A necessidade de tal reforço pode ser determinada por exames de sangue para medir os níveis de anticorpos ou observando a população de pessoas vacinadas para ver se elas começam a ficar doentes com a nova variante.

“Ainda não temos dados sobre a variante brasileira”, disse o Dr. Zaks. “Nossa expectativa é que, em todo caso, seja próximo ao sul-africano. Esse é o que tem mais sobreposição. “Novas formas do vírus continuarão a surgir, disse ele,” e continuaremos a avaliá-las. “

Observando que a Moderna levou 42 dias para produzir a vacina original, ele disse que a empresa poderia fazer uma nova “esperançosamente um pouco mais rápido desta vez, mas não muito”.

Uma razão pela qual a vacina atual ainda é eficaz é o “efeito almofada”, o que significa que ela provoca uma resposta imunológica tão poderosa que permanecerá altamente protetora mesmo com uma diminuição na potência dos anticorpos, diz o Dr. Anthony S. Fauci, a principal doença infecciosa do governo especialista e conselheiro do presidente Biden sobre o coronavírus, disse em entrevista coletiva na sexta-feira.

Os especialistas também alertaram contra a suposição de que uma diminuição na capacidade de neutralização significava que as vacinas eram impotentes contra as novas variantes. Os anticorpos neutralizantes são apenas um componente da defesa imunológica do corpo, disse Akiko Iwasaki, imunologista da Universidade de Yale.

“Na vida real, também existem células T e B de memória e anticorpos não neutralizantes e todos esses outros efetores que serão induzidos pela vacina”, disse o Dr. Iwasaki. Neutralizar o poder é “muito importante, mas não é a única coisa que vai proteger alguém”.

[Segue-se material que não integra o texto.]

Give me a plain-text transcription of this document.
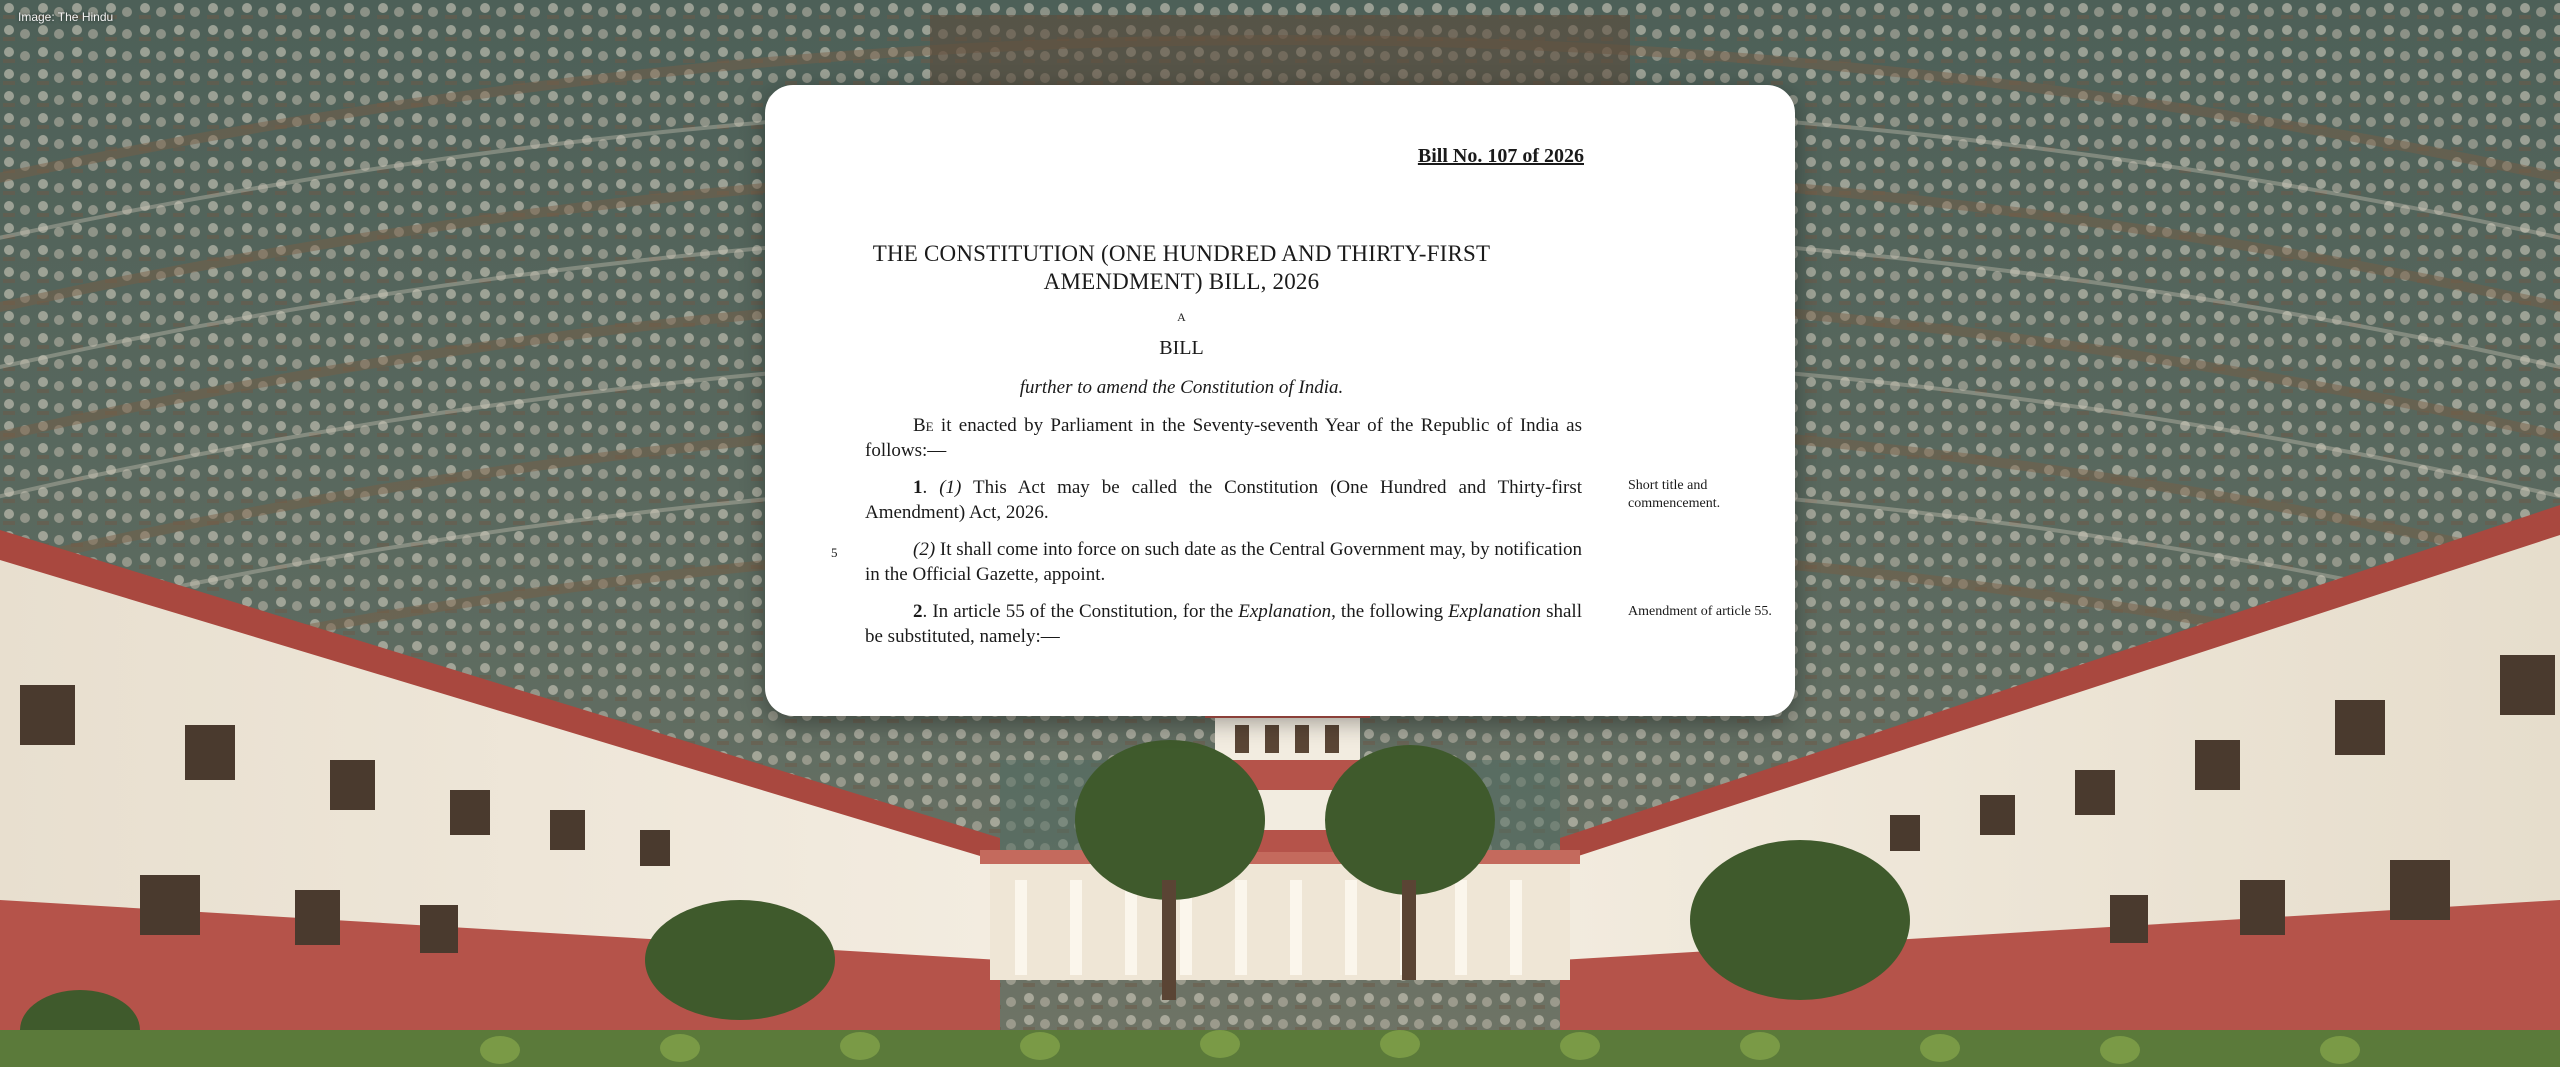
Image: The Hindu
Bill No. 107 of 2026
THE CONSTITUTION (ONE HUNDRED AND THIRTY-FIRST AMENDMENT) BILL, 2026
A
BILL
further to amend the Constitution of India.
Be it enacted by Parliament in the Seventy-seventh Year of the Republic of India as follows:—
1. (1) This Act may be called the Constitution (One Hundred and Thirty-first Amendment) Act, 2026.
(2) It shall come into force on such date as the Central Government may, by notification in the Official Gazette, appoint.
2. In article 55 of the Constitution, for the Explanation, the following Explanation shall be substituted, namely:—
5
Short title and commencement.
Amendment of article 55.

Enquanto as vacinas licenciadas continuarem a funcionar contra as variantes, o desafio será inocular o maior número possível de pessoas e evitar que o coronavírus evolua para formas mais impermeáveis. “Isso para mim continua sendo a principal prioridade”, disse o Dr. Sahin da BioNTech.

Então, disse ele, talvez seis a nove meses depois, as pessoas poderiam obter um impulso personalizado para a variante.

O ritmo de lançamento da vacina nos Estados Unidos, pelo menos, pode estar se acelerando. O Dr. Fauci previu no domingo que dois milhões de inoculações diárias seriam possíveis em breve.

Mas existem muitos países onde ninguém foi imunizado. Como os países mais ricos compram as doses com antecedência, algumas populações podem ter que esperar pelo menos até 2022 para obter acesso a qualquer vacina.

Em teoria, novas variantes emergentes em outras partes do mundo poderiam tornar o vírus resistente às vacinas, disse Nussenzweig, e inevitavelmente se espalhariam. Portanto, é do interesse de todos imunizar o mundo o mais rápido possível, acrescentou: “Não podemos nos isolar hermeticamente do resto do mundo”.

Na esperança de conter as novas variantes, o governo manteve a proibição de não cidadãos viajarem da Europa e do Brasil para os Estados Unidos. Presidente biden proibição de viagens de não cidadãos da África do Sul começando no sábado. Mas essa variante pode já estar nos Estados Unidos, disseram os pesquisadores.

A tecnologia de mRNA usada nas vacinas Pfizer-BioNTech e Moderna permite que sejam criadas e reformuladas muito mais rápido do que as vacinas feitas com métodos mais tradicionais.

“Esta é a beleza das vacinas de mRNA – elas são tão versáteis”, disse o Dr. Iwasaki. Mas uma nova formulação pode nem ser necessária, acrescentou. Uma terceira dose da vacina atual pode ser suficiente para aumentar os níveis de anticorpos.

Dr. Zaks disse que as discussões com os reguladores sobre o que seria necessário para trazer uma nova versão da vacina ao público estão apenas começando.

“Estes são os primeiros dias”, disse ele.